Selected Works
Patrick Caulfield
Menu, 1998
Acrylic on board
26 x 20 1/2 inches; 66 x 52.1 cm
Biography

I like a very structured painting … I simply try to make a logical, a seemingly logical, space that could exist.

 

– Patrick Caulfield

Patrick Caulfield’s (1936-2005) prodigious artistic output consists predominantly of deceptively simple paintings and screenprints, rendered in block colours that flatten the visual plain. His works draw attention to the intimate, material, and often unnoticed details of everyday interiors with stark awareness and vibrancy. Steeped in rich art historical knowledge, Caulfield’s pictures frequently reference or appropriate imagery from seminal Old Master, Modern, and Cubist painters, filtering them through a distinctively contemporary graphic lens.

 Caulfield was born in West London in 1936 and showed early interest in art. In 1956, he enrolled at the Chelsea School of Art, where his earliest works exploring the intersections between design and painting were produced. In 1960, following his time at the Chelsea School, he moved on to the Royal College of Art. It was here that he truly began honing his unique artistic language, alongside fellow students David Hockney, RB Kitaj, and Allen Jones.

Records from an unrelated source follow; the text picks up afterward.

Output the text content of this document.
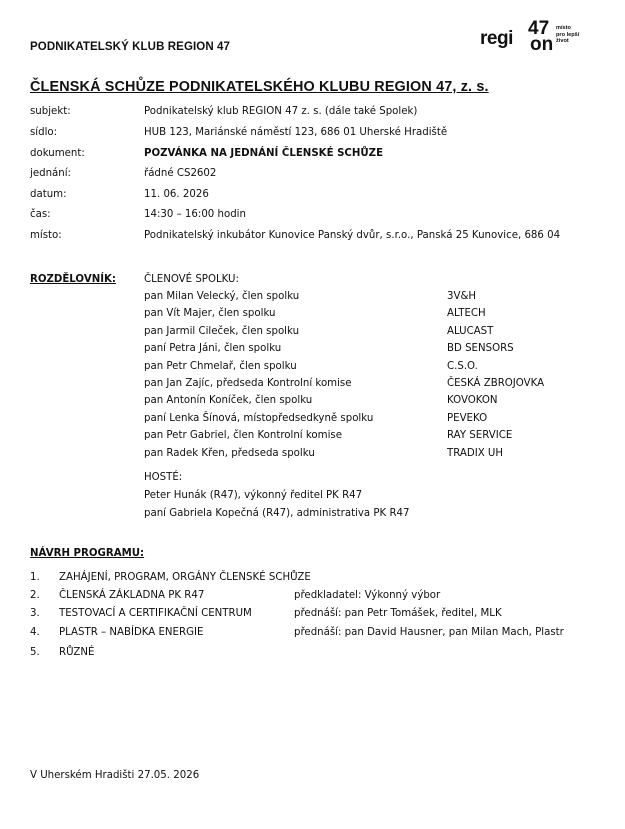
PODNIKATELSKÝ KLUB REGION 47	regi 47
on
místo
pro lepší
život
ČLENSKÁ SCHŮZE PODNIKATELSKÉHO KLUBU REGION 47, z. s.
subjekt:	Podnikatelský klub REGION 47 z. s. (dále také Spolek)
sídlo:	HUB 123, Mariánské náměstí 123, 686 01 Uherské Hradiště
dokument:	POZVÁNKA NA JEDNÁNÍ ČLENSKÉ SCHŮZE
jednání:	řádné CS2602
datum:	11. 06. 2026
čas:	14:30 – 16:00 hodin
místo:	Podnikatelský inkubátor Kunovice Panský dvůr, s.r.o., Panská 25 Kunovice, 686 04
ROZDĚLOVNÍK:	ČLENOVÉ SPOLKU:
pan Milan Velecký, člen spolku	3V&H
pan Vít Majer, člen spolku	ALTECH
pan Jarmil Cileček, člen spolku	ALUCAST
paní Petra Jáni, člen spolku	BD SENSORS
pan Petr Chmelař, člen spolku	C.S.O.
pan Jan Zajíc, předseda Kontrolní komise	ČESKÁ ZBROJOVKA
pan Antonín Koníček, člen spolku	KOVOKON
paní Lenka Šínová, místopředsedkyně spolku	PEVEKO
pan Petr Gabriel, člen Kontrolní komise	RAY SERVICE
pan Radek Křen, předseda spolku	TRADIX UH
HOSTÉ:
Peter Hunák (R47), výkonný ředitel PK R47
paní Gabriela Kopečná (R47), administrativa PK R47
NÁVRH PROGRAMU:
1. ZAHÁJENÍ, PROGRAM, ORGÁNY ČLENSKÉ SCHŮZE
2. ČLENSKÁ ZÁKLADNA PK R47	předkladatel: Výkonný výbor
3. TESTOVACÍ A CERTIFIKAČNÍ CENTRUM	přednáší: pan Petr Tomášek, ředitel, MLK
4. PLASTR – NABÍDKA ENERGIE	přednáší: pan David Hausner, pan Milan Mach, Plastr
5. RŮZNÉ
V Uherském Hradišti 27.05. 2026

 He completed his studies at the Royal College in 1963. The following year, his inclusion in the New Generation: 1964 exhibition at the Whitechapel Gallery (alongside contemporaries like Hockney, Jones, and Bridget Riley) cemented his place in the Modern British vanguard.

 It was at this stage that Caulfield began developing what would become his signature painting style; one characterised by mass advertising-inspired flat expanses of colour that are often punctuated by intricate hyperrealist and trompe l'oeil elements. He would go on to hone this aesthetic sensibility throughout his career in both painted and printed mediums, producing works typified by both immense rigidity and visual playfulness.

Caulfield’s work has been the subject of major exhibitions across the UK and internationally. He has had multiple retrospective shows, including at the Tate Gallery, London (now Tate Britain) (1981) and the Serpentine Gallery, London (1992) during his lifetime, and posthumously at Pallant House Gallery, Chichester (2009) and Tate Britain, London (2013). His art is held in prominent collections internationally, including those of Tate, London, the Victoria and Albert Museum, London, the Scottish National Gallery of Modern Art, Edinburgh, the Museum of Modern Art, New York, and the National Museum of Australia, Canberra.